At 9:54 AM -0800 2/1/02, Cliff Click wrote:
>Bill Pugh wrote:
>Yes it bothers me, but not a lot. You published a bogus Foo. Anything
>that touches this bogus Foo is now Bogified (TM). You and your program
>will be shot at dawn. :-)
No, you've got it reversed. Under the current version of our
semantics, the compiler would not be able to perform that
optimization. If a thread loads both a proper reference to a Foo and
a Bogified reference to that same Foo, the Bogified reference does
_not_ taint the proper reference to the Foo.
The alternative would be to do it on a thread basis. To say that if a
thread T has loaded an improperly published reference to an object X,
all final fields of X are make pseudo-final for all accesses by
thread T, no matter which reference is used to access X.
In addition to requiring us to change our semantics, this thread
contamination has a number of unfortunate effects:
* adding an unused read isn't idempotent.
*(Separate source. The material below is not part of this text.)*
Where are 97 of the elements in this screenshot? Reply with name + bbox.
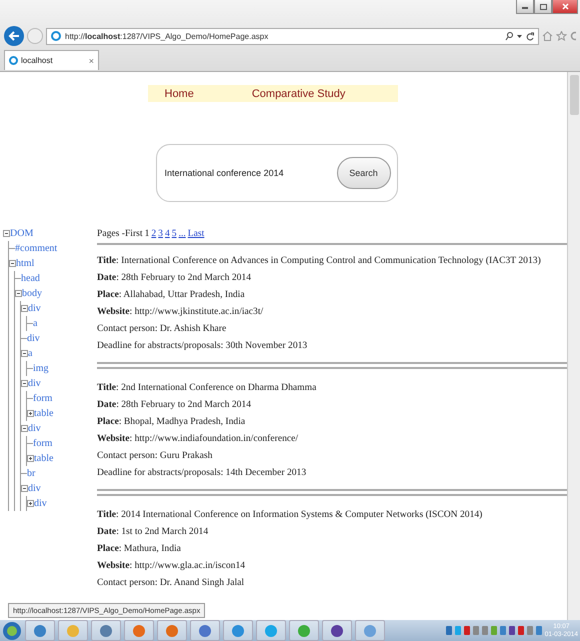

Right now, if you take a correctly
synchronized program and add some incorrectly synchronized reads (perhaps
for debugging purposes), the original reads/writes are not effected
by the additional reads.
* Datarace bugs aren't local. Some piece of code that you have no
relation to or
interaction with may have loaded the Bogified reference to Foo. Now your
code, even though it always using properly published references to Foo's,
So I'm not thrilled by the fact that the compiler will be constrained
to avoid the transformation I showed earlier, I think it is better
than allowing the transformation and having a model which makes it
harder to write reliable multithreaded software.